Some of the dreams I had when I was younger had him as this red-eyed demon looking bigfoot thing that chased me all over.  If I was in a car he would flip the car; if I was running he would be right behind me.  In other dreams I would see him (even a piece of him) and that would be the end of the dream, aka instant wake-up usually with a scream.  Then in the last dream (about half a year ago) I was at my uncle's old property (He's been dead since before I was born and the property is just a few miles from where I live) and as I was standing by a fence I had the sudden urge to look behind me.  Then as my wonderful luck would have it, bigfoot walk out from behind a pine tree, turned to me, and proceeded to walk at me with his hand reaching for me.  At about the time his hand reached my face I woke up.  This time his eyes were way too big for his head (the size and shape of small footballs) and the iris of each eye was dark brown.

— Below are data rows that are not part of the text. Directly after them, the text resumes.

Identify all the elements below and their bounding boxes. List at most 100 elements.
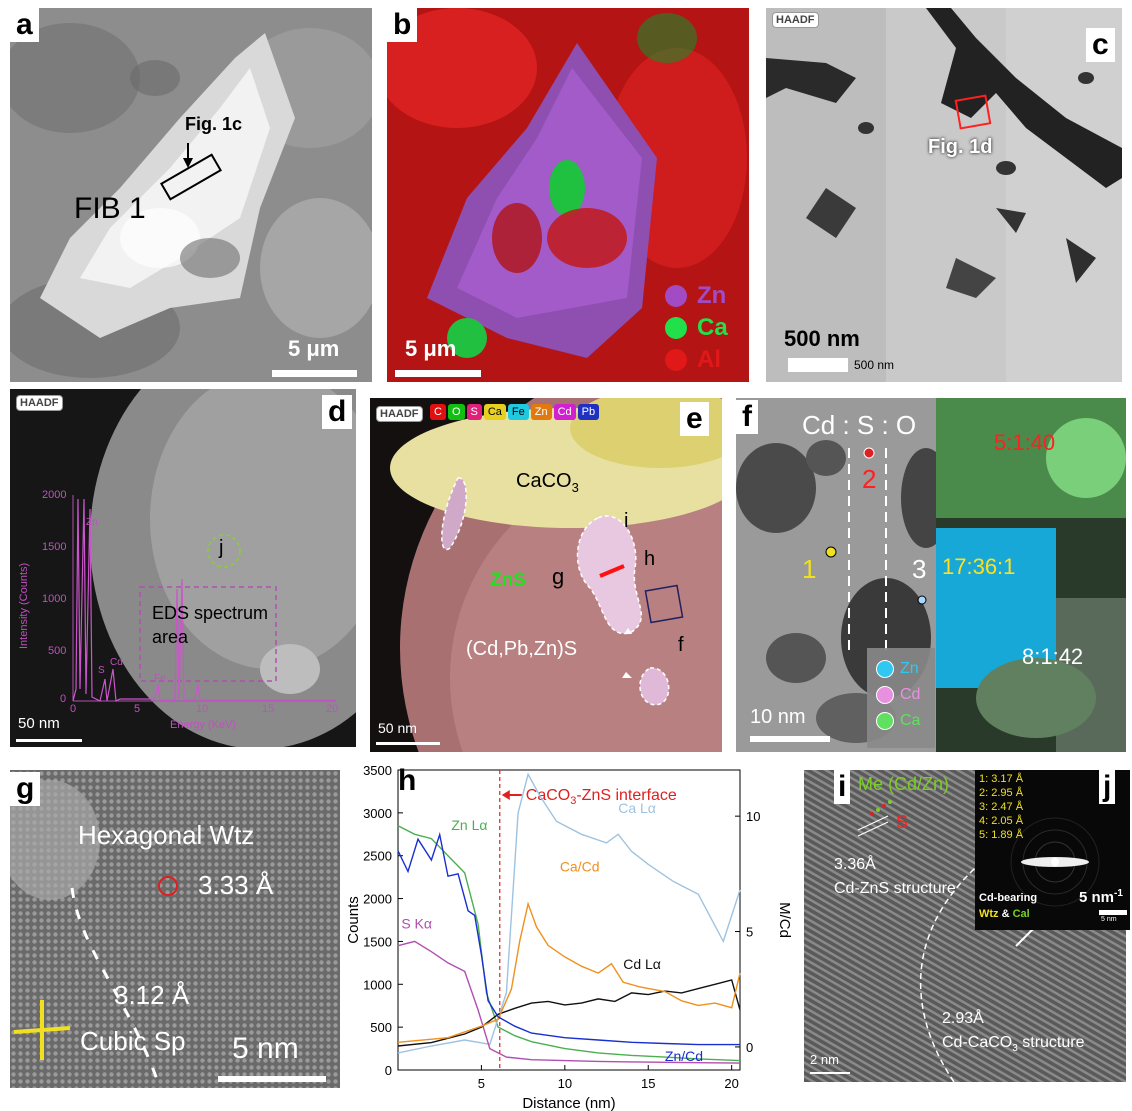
panel-h-chart: 0 500 1000 1500 2000 2500 3000 3500 5 10 15 20 0 5 10 D… bbox=[340, 758, 800, 1111]
panel-i-structure-2: Cd-CaCO3 structure bbox=[942, 1034, 1084, 1054]
plot-frame bbox=[397, 769, 741, 1071]
ring-3: 3: 2.47 Å bbox=[979, 801, 1024, 813]
panel-e-marker-h: h bbox=[644, 548, 656, 570]
panel-b-map-graphic bbox=[387, 8, 749, 382]
panel-g-cubic-label: Cubic Sp bbox=[80, 1026, 186, 1056]
ring-2: 2: 2.95 Å bbox=[979, 787, 1024, 799]
series-label: Zn Lα bbox=[451, 817, 487, 833]
panel-h-label: h bbox=[398, 764, 416, 797]
cd-dot-icon bbox=[876, 686, 894, 704]
panel-e-marker-f: f bbox=[678, 634, 684, 656]
caco3-text: CaCO bbox=[516, 470, 572, 492]
panel-a-scale-bar bbox=[272, 370, 357, 377]
panel-d-scale-bar bbox=[16, 739, 82, 742]
structure-2-main: Cd-CaCO bbox=[942, 1034, 1013, 1051]
legend-cd-text: Cd bbox=[900, 686, 921, 703]
panel-g-d-spacing-1: 3.33 Å bbox=[198, 870, 274, 900]
interface-arrow-head bbox=[501, 790, 510, 800]
ring-5: 5: 1.89 Å bbox=[979, 829, 1024, 841]
y-tick-label: 2000 bbox=[363, 892, 392, 907]
y-tick-label: 1000 bbox=[363, 977, 392, 992]
y-tick-label: 500 bbox=[370, 1020, 392, 1035]
panel-i-me-label: Me (Cd/Zn) bbox=[858, 774, 950, 794]
panel-e-eds-overlay: HAADF C O S Ca Fe Zn Cd Pb CaCO3 ZnS (Cd… bbox=[370, 398, 722, 752]
panel-f-ratio-title: Cd : S : O bbox=[802, 410, 917, 440]
al-swatch-icon bbox=[665, 349, 687, 371]
ratio-point-3: 8:1:42 bbox=[1022, 644, 1084, 669]
element-c-chip: C bbox=[430, 404, 446, 420]
series-label: Cd Lα bbox=[623, 956, 661, 972]
panel-c-fig-annotation: Fig. 1d bbox=[928, 136, 993, 158]
legend-item-zn: Zn bbox=[665, 280, 728, 312]
panel-a-scale-text: 5 μm bbox=[288, 336, 340, 361]
y-tick-label: 0 bbox=[385, 1063, 392, 1078]
panel-i-scale-text: 2 nm bbox=[810, 1052, 839, 1067]
panel-c-label: c bbox=[1086, 28, 1115, 62]
panel-f-composite: Cd : S : O 2 1 3 5:1:40 17:36:1 8:1:42 Z… bbox=[736, 398, 1126, 752]
panel-i-structure-1: Cd-ZnS structure bbox=[834, 880, 956, 897]
panel-e-element-legend: C O S Ca Fe Zn Cd Pb bbox=[430, 404, 600, 420]
element-pb-chip: Pb bbox=[577, 404, 600, 420]
phase-amp: & bbox=[998, 908, 1013, 920]
panel-d-scale-text: 50 nm bbox=[18, 715, 60, 732]
panel-c-graphic bbox=[766, 8, 1122, 382]
panel-g-scale-bar bbox=[218, 1076, 326, 1082]
series-label: Ca Lα bbox=[618, 800, 656, 816]
panel-d-graphic bbox=[10, 389, 356, 747]
panel-f-label: f bbox=[736, 400, 758, 434]
series-line-cal bbox=[397, 772, 741, 1054]
legend-item-al: Al bbox=[665, 344, 728, 376]
panel-i-label: i bbox=[834, 770, 851, 804]
phase-wtz: Wtz bbox=[979, 908, 999, 920]
panel-b-label: b bbox=[387, 8, 418, 42]
panel-j-phase-label: Wtz & Cal bbox=[979, 908, 1030, 920]
point-3-label: 3 bbox=[912, 554, 927, 584]
panel-j-scale-small: 5 nm bbox=[1101, 916, 1117, 923]
panel-e-graphic bbox=[370, 398, 722, 752]
panel-a-sem-image: Fig. 1c FIB 1 5 μm a bbox=[10, 8, 372, 382]
inset-xtick-20: 20 bbox=[326, 703, 339, 715]
panel-d-spectrum-inset bbox=[72, 495, 336, 702]
structure-2-tail: structure bbox=[1017, 1034, 1085, 1051]
inset-xtick-5: 5 bbox=[134, 703, 141, 715]
point-1-label: 1 bbox=[802, 554, 817, 584]
inset-xtick-10: 10 bbox=[196, 703, 209, 715]
panel-e-caco3-label: CaCO3 bbox=[516, 470, 579, 495]
series-line-sk bbox=[397, 940, 741, 1064]
series-line-znl bbox=[397, 825, 741, 1062]
inset-ytick-0: 0 bbox=[60, 693, 67, 705]
y-tick-label: 3000 bbox=[363, 806, 392, 821]
panel-j-scale-text: 5 nm-1 bbox=[1079, 888, 1123, 906]
panel-i-d-spacing-1: 3.36Å bbox=[834, 856, 876, 873]
y2-axis-label: M/Cd bbox=[776, 902, 793, 938]
y2-tick-label: 10 bbox=[746, 809, 760, 824]
panel-i-scale-bar bbox=[810, 1072, 850, 1074]
series-label: S Kα bbox=[401, 916, 432, 932]
panel-j-graphic bbox=[1010, 817, 1100, 907]
series-line-zncd bbox=[397, 831, 740, 1046]
ratio-point-1: 17:36:1 bbox=[942, 554, 1016, 579]
panel-c-scale-bar bbox=[788, 358, 848, 372]
peak-zn: Zn bbox=[86, 517, 98, 528]
point-2-label: 2 bbox=[862, 464, 877, 494]
panel-b-scale-text: 5 μm bbox=[405, 336, 457, 361]
panel-i-d-spacing-2: 2.93Å bbox=[942, 1010, 984, 1027]
panel-a-label: a bbox=[10, 8, 39, 42]
inset-xtick-15: 15 bbox=[262, 703, 275, 715]
inset-ytick-1000: 1000 bbox=[42, 593, 67, 605]
inset-ytick-1500: 1500 bbox=[42, 541, 67, 553]
panel-d-marker-j: j bbox=[219, 537, 224, 559]
panel-e-cdpbzn-label: (Cd,Pb,Zn)S bbox=[466, 638, 578, 660]
panel-d-box-label: EDS spectrum area bbox=[152, 603, 269, 647]
panel-a-texture bbox=[10, 8, 372, 382]
panel-g-label: g bbox=[10, 772, 41, 806]
legend-al-text: Al bbox=[697, 346, 721, 373]
panel-j-cd-label: Cd-bearing bbox=[979, 892, 1038, 904]
inset-ylabel: Intensity (Counts) bbox=[18, 562, 30, 649]
element-o-chip: O bbox=[447, 404, 465, 420]
panel-j-scale-bar bbox=[1099, 910, 1127, 915]
panel-d-haadf-tag: HAADF bbox=[16, 395, 63, 411]
panel-e-label: e bbox=[680, 402, 709, 436]
panel-b-scale-bar bbox=[395, 370, 481, 377]
series-line-cdl bbox=[397, 979, 741, 1047]
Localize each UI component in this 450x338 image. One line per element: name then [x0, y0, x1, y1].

I can watch specials of bigfoot on TV and it doesn't effect me.  Then there may be one photo or one video that will send me into a shaking fit because it reminds me of the nightmares.  That's only happened once or twice, though the one that happened last kept me shaking most of the night (probibly because I figured it would lead to dreams of bigfoot).  Nothing except these nightmares ever make me as afraid for no reason at all.

There are other dreams I had of him during my childhood, but I can't remember much about them.  Just the red eyed monster bigfoot, the brown-eyed reacher, and various other appearances.  I feel stupid for being afraid, especially after all the dreams and the fact I know I'm not going to get hurt because it is a dream.  Yet here they continue to this day though not very often thank goodness.  Any ideas on my case?

----------


## Greylorn

I also failed to mention it's a paralyzing fear in some of the dreams.  I can't move or speak until I wake up.  Really freaks me out, but I guess that's what makes it a nightmare.  Can roland and I be the only ones with dreams like these?   I assume not, but wouldn't that be interesting if only a few people in the world do have these dreams?  Oh well... guess no one has any thoughts.

----------


## kafine

I have only ever once had a bigfoot dream (actually, it was a yeti, but they are simelar!). 

It's one of those things that freaks people out. Someting that's *almost human*. Like some people are scared of chimpanzees.

I don't get dreams about this kind of thing, but I do have trouble getting to sleep if I see a Bigfoot or a yeti or some kind of proto-human. Even if it didn't scare me at the time. Something under the surface is intensely unnerved.


Watching Danny Wallace's Hoax Files recently changed my thoughts about bigfoot. He went and spoke to the guy who was in the gorrilla suit that was in the famous bigfoot footage. He then got into a gorrilla suit and minced along. Takes a bit of the reality out of something scary!

----------